Les résultats d'entreprises au second trimestre devraient continuer de bénéficier de l'amélioration des fondamentaux économiques. Et la zone euro devrait de nouveau faire particulièrement bonne figure : la confiance des consommateurs dans la région, telle que calculée par la Commission européenne, a atteint en mai son plus haut niveau depuis juillet 2007. Et cette vague d'optimisme n'a commencé à se former qu'à l'automne dernier. Elle devrait par conséquent avoir encore de beaux mois devant elle. D'autant que la locomotive allemande demeure puissante, avec un indice IFO du sentiment des entreprises qui culmine aujourd'hui à son maximum depuis la réunification de 1991.
C'est en portant son regard au-delà des tous prochains mois qu’on distingue quelques freins à l'euphorie générale.
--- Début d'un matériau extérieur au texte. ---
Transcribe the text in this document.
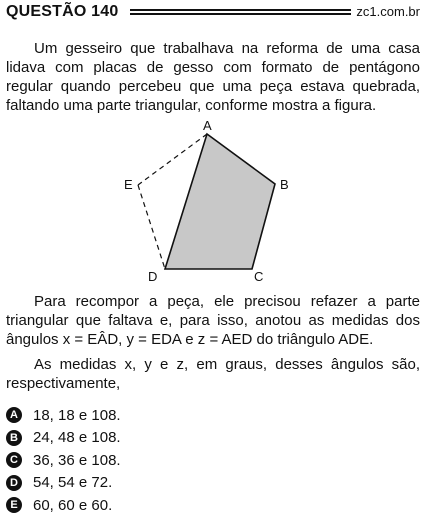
QUESTÃO 140	zc1.com.br

Um gesseiro que trabalhava na reforma de uma casa lidava com placas de gesso com formato de pentágono regular quando percebeu que uma peça estava quebrada, faltando uma parte triangular, conforme mostra a figura.

A
B
C
D
E

Para recompor a peça, ele precisou refazer a parte triangular que faltava e, para isso, anotou as medidas dos ângulos x = EÂD, y = EDA e z = AED do triângulo ADE.

As medidas x, y e z, em graus, desses ângulos são, respectivamente,

A 18, 18 e 108.
B 24, 48 e 108.
C 36, 36 e 108.
D 54, 54 e 72.
E 60, 60 e 60.
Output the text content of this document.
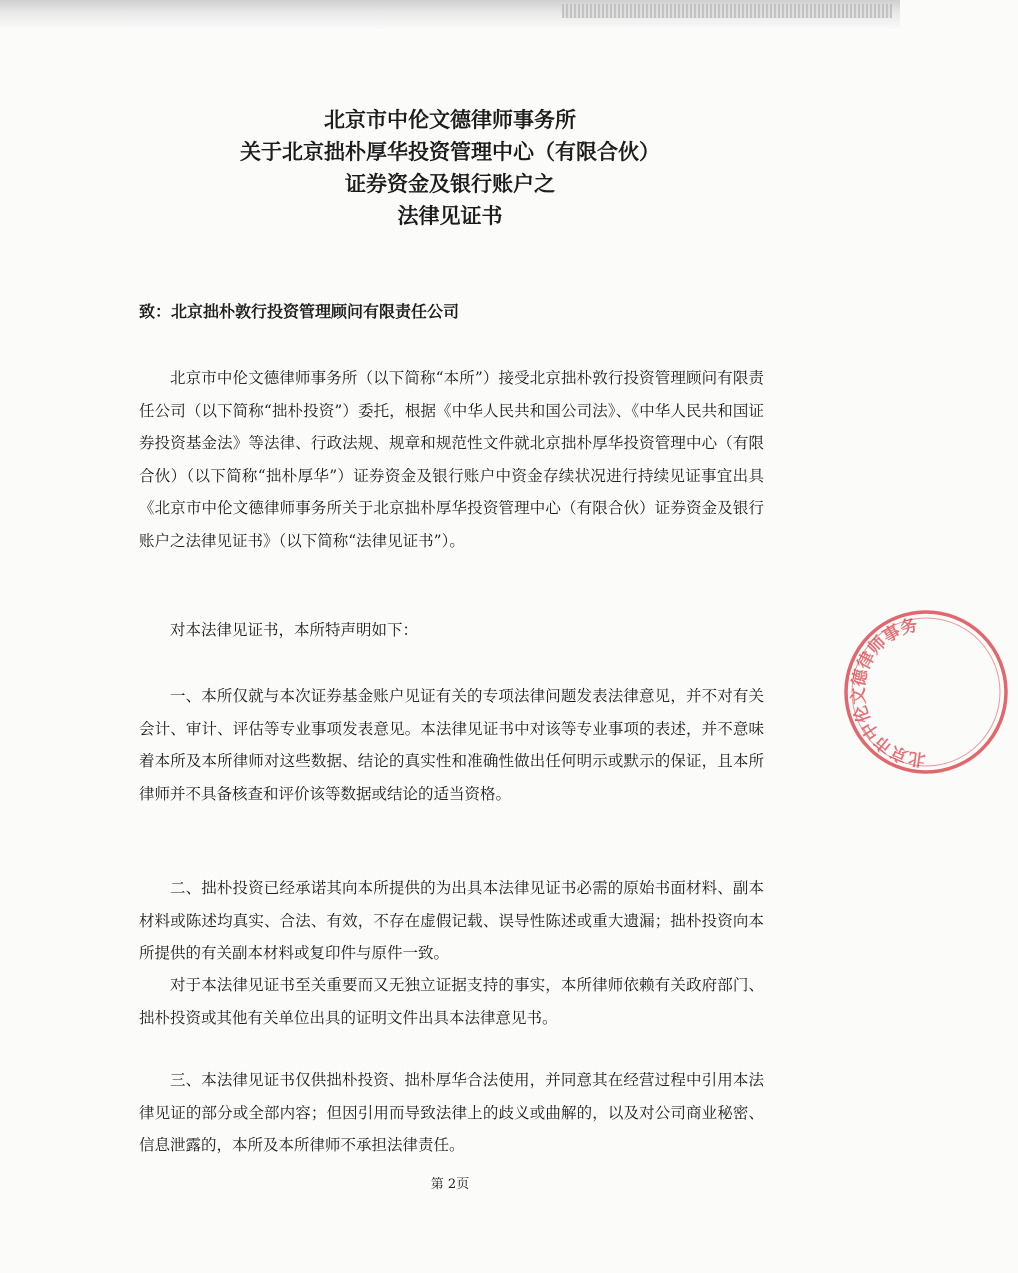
北京市中伦文德律师事务所
关于北京拙朴厚华投资管理中心（有限合伙）
证券资金及银行账户之
法律见证书
致：北京拙朴敦行投资管理顾问有限责任公司

北京市中伦文德律师事务所（以下简称“本所”）接受北京拙朴敦行投资管理顾问有限责任公司（以下简称“拙朴投资”）委托，根据《中华人民共和国公司法》、《中华人民共和国证券投资基金法》等法律、行政法规、规章和规范性文件就北京拙朴厚华投资管理中心（有限合伙）（以下简称“拙朴厚华”）证券资金及银行账户中资金存续状况进行持续见证事宜出具《北京市中伦文德律师事务所关于北京拙朴厚华投资管理中心（有限合伙）证券资金及银行账户之法律见证书》（以下简称“法律见证书”）。

对本法律见证书，本所特声明如下：

一、本所仅就与本次证券基金账户见证有关的专项法律问题发表法律意见，并不对有关会计、审计、评估等专业事项发表意见。本法律见证书中对该等专业事项的表述，并不意味着本所及本所律师对这些数据、结论的真实性和准确性做出任何明示或默示的保证，且本所律师并不具备核查和评价该等数据或结论的适当资格。

二、拙朴投资已经承诺其向本所提供的为出具本法律见证书必需的原始书面材料、副本材料或陈述均真实、合法、有效，不存在虚假记载、误导性陈述或重大遗漏；拙朴投资向本所提供的有关副本材料或复印件与原件一致。

对于本法律见证书至关重要而又无独立证据支持的事实，本所律师依赖有关政府部门、拙朴投资或其他有关单位出具的证明文件出具本法律意见书。

三、本法律见证书仅供拙朴投资、拙朴厚华合法使用，并同意其在经营过程中引用本法律见证的部分或全部内容；但因引用而导致法律上的歧义或曲解的，以及对公司商业秘密、信息泄露的，本所及本所律师不承担法律责任。

第 2页
北京市中伦文德律师事务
Pour l’avenir, il faut surveiller le phénomène de réflexivité à l’œuvre entre économie et politique, aux États-Unis, au Royaume-Uni et dans la zone euro
Pour l'instant, les vainqueurs des scrutins électoraux des douze derniers mois peuvent se vanter non seulement de leur victoire, mais aussi de leur bonne étoile. De Londres à Washington et de Paris à Séoul, les nouveaux dirigeants ont l'heur de débuter leur mandat en profitant d'un vent arrière économique inespéré. Et, comme on l'a vu, l'économie prime pour les investisseurs. Toutefois, on ne saurait ignorer le processus de « réflexivité », à l'œuvre entre politique et économie, c’est-à-dire l’émergence d’interactions en boucles entre causes et conséquences. La faiblesse de la croissance économique globale depuis la sortie de la grande crise financière, le contraste entre cette médiocrité et la progression spectaculaire des indices boursiers depuis 2009, l'impuissance des politiques à réduire les inégalités sociales entre simples salariés et bénéficiaires de cette inflation des actifs financiers dopés au « Quantitative easing », toutes ces sources profondes de mécontentement ont provoqué des ruptures politiques majeures. En retour, ces ruptures auront des conséquences économiques, que les marchés refléteront.
Ainsi aux Etats-Unis, la politique économique du Président Trump risque au final d'être moins disruptive que celle trompétée par le candidat. Les contraintes budgétaires, l'indiscipline (heureuse peut-être) de la majorité républicaine au Congrès, les imbroglios judiciaires, risquent bien d'avoir raison du grandiose projet de réforme fiscale qui avait fait saliver les marchés jusqu'en fin d'année 2016 et relever le cours du dollar. Le cycle économique américain devra probablement se résigner bientôt à subir son vieillissement naturel.
A contrario, le « Brexit », lui, aura bien lieu. Et en respectant à la lettre le choix politique exprimé par les citoyens britanniques en juin 2016, la sortie de l'Union Européenne risque d'infléchir considérablement la trajectoire économique du Royaume-Uni (voir notre Note d’avril). Le rythme d'inflation, alimenté par l’affaiblissement de la livre sterling, a déjà atteint 2,5% en moyenne sur mars et avril, précipitant la décrue des salaires réels au rythme le plus rapide depuis 2014. Sur le mois d'avril, cette ponction sur le pouvoir d'achat s'est traduite dans des ventes au détail décevantes. La croissance de l'économie britannique est déjà en net ralentissement au premier trimestre (+0,3% contre + 0,7% au dernier trimestre 2016). La monnaie britannique risque de demeurer la variable d’ajustement principale d’une économie qui affiche un fort déficit courant et que l’incertitude du Brexit rendra de plus en plus difficile à financer.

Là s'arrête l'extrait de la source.